Permuted sample entropy (PeSaEn) is calculated through the steps listed below:

Step 1. Form a time series of data u(1), …u(N), given N raw data values from measurements equally spaced in time. Normalize the time series to its standard deviation.

Step 2. Fix the embedding dimension m, an integer, and the tolerance distance r, a positive real number. The value of m represents the length of compared runs (a window), and r effectively represents a filter.

Step 3. Form a sequence of vectors X(1), … X(N - m + 1) in ℜ^m, real m-dimensional space, as X(i) = [u(i), ···, u(i + m − 1)]

Step 4. Use the sequence X(1), … X(N − m + 1) to construct, for each i, C ^m _i (r) = {number of X(j)such that d[X(i), X(j)] ≤ r}/(N − m).

d[X(i), X(j)] for vectors X(i) and X(j) is defined as d[X(i), X(j)] = max |u(i + k − 1) − u(j + k − 1)| for k = 1, … m and i ≠ j

Step 5. Next, define \( \Upphi^{m} \left( r \right) = {\frac{{\sum\limits_{i = 1}^{N - m} {C_{i}^{m} \left( r \right)} }}{N - m}} \)

Step 6. SaEn = \( - \ln \left( {{\frac{{\Upphi^{m + 1} \left( r \right)}}{{\Upphi^{m} \left( r \right)}}}} \right) \).

The lowest non-zero ratio \( {\frac{{\Upphi^{m + 1} \left( r \right)}}{{\Upphi^{m} \left( r \right)}}} \) in step 6 where there is only one matched vector (distance is below a limit) equals to \( {\frac{2}{{\left( {N - m - 1} \right)\left( {N - m} \right)}}} \) so the maximum achievable value for SaEn will be ln (N − m) + ln (N − m − 1) − ln (2).

We did a minor modification to this algorithm to fulfill the time requirement of our online application. In Step 5, Φ^m(r) is computed using only a limited number (q) of indices which are randomly permuted over whole time series indices. The same indices are then used to compute Φ^m+1(r).

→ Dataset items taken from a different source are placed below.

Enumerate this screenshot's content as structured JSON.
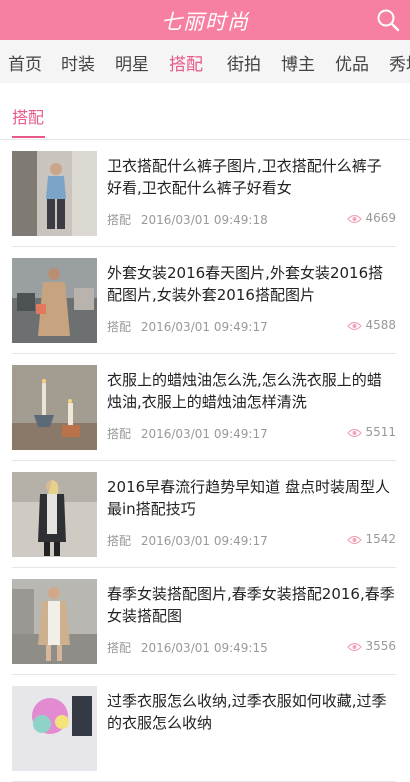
{
  "header": {
    "logo_text": "七丽时尚"
  },
  "nav": {
    "items": [
      {
        "label": "首页"
      },
      {
        "label": "时装"
      },
      {
        "label": "明星"
      },
      {
        "label": "搭配"
      },
      {
        "label": "街拍"
      },
      {
        "label": "博主"
      },
      {
        "label": "优品"
      },
      {
        "label": "秀场"
      }
    ],
    "active_index": 3
  },
  "section": {
    "tab_label": "搭配"
  },
  "articles": [
    {
      "title": "卫衣搭配什么裤子图片,卫衣搭配什么裤子好看,卫衣配什么裤子好看女",
      "category": "搭配",
      "datetime": "2016/03/01 09:49:18",
      "views": "4669"
    },
    {
      "title": "外套女装2016春天图片,外套女装2016搭配图片,女装外套2016搭配图片",
      "category": "搭配",
      "datetime": "2016/03/01 09:49:17",
      "views": "4588"
    },
    {
      "title": "衣服上的蜡烛油怎么洗,怎么洗衣服上的蜡烛油,衣服上的蜡烛油怎样清洗",
      "category": "搭配",
      "datetime": "2016/03/01 09:49:17",
      "views": "5511"
    },
    {
      "title": "2016早春流行趋势早知道 盘点时装周型人最in搭配技巧",
      "category": "搭配",
      "datetime": "2016/03/01 09:49:17",
      "views": "1542"
    },
    {
      "title": "春季女装搭配图片,春季女装搭配2016,春季女装搭配图",
      "category": "搭配",
      "datetime": "2016/03/01 09:49:15",
      "views": "3556"
    },
    {
      "title": "过季衣服怎么收纳,过季衣服如何收藏,过季的衣服怎么收纳",
      "category": "",
      "datetime": "",
      "views": ""
    }
  ],
  "colors": {
    "brand_pink": "#f77fa1",
    "accent_pink": "#e8598a"
  },
  "icons": {
    "search": "search-icon",
    "views": "eye-icon"
  }
}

The variability term which is introduced due to randomized indices involved in the estimation of PeSaEn has been compared to the total variability due to variable inputs from a family of pseudorandom time series called MIX(P) with controllable regularity defined by p. This family of time series has been used to assess the statistical properties of approximate entropy [25, 26]. For 0 ≤ P ≤ 1 and \( X_{j} = \sqrt 2 \sin \left( {{\frac{2\pi j}{12}}} \right) \) where Y _j independent identically distributed (i.i.d) random variable uniformly distributed on \( \left[ { - \sqrt 3 ,\sqrt 3 } \right] \), MIX(P) is defined as MIX(P) _j  = (1 − Z _j )X _j  + Z _j Y _j where Z _j also i.i.d and equals to one with probability P or equals to zero with probability (1 − P). Obviously, the higher the P the more irregular the time series. This time series has the mean equal to zero and standard deviation to one for all P but the irregularity is increasing along with P. This is one typical example where statistical descriptors fail to distinct the time series classes.

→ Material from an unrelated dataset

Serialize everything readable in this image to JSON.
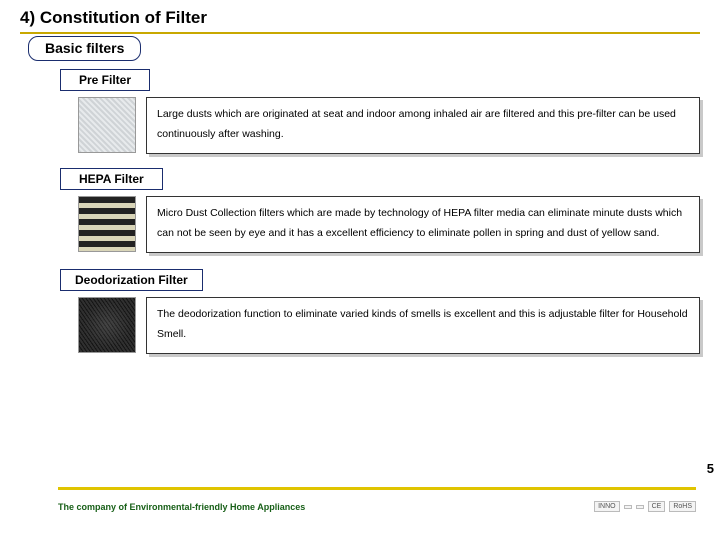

Using Monte-Carlo simulation testing the PeSaEn method for a wide range of P values between 0 and 1 in such a way that for every single P, independent time series were fed to the algorithm and PeSaEn was estimated while the permutation of indices was kept constant for entropy estimation This process was repeated for the same time series but with different permuted indices.

For every single P and q, the calculated PeSaEn values, a random effect model were fitted S _ij  = μ + τ _j  + ε _ij with S the estimated PeSaEn, μ the intercept, τ _i the variability term due to methodological uncertainty and ε _ij the variability due to the error term. Assuming that τ _j  ∼ N(0, σ ² _τ ), the confidence interval of ratio of the methodological variability to total variance can be estimated [21]. When the upper limit of confidence interval for this ratio is below 0.1 (as popular confidence level in one-sided tests) the methodological variability considered negligible. It was found for a time series with 500 samples and q > 300 the methodological variance was negligible.

In this study the embedding dimension and tolerance were set to m = 2 and r = 0.2 × SD of input time series.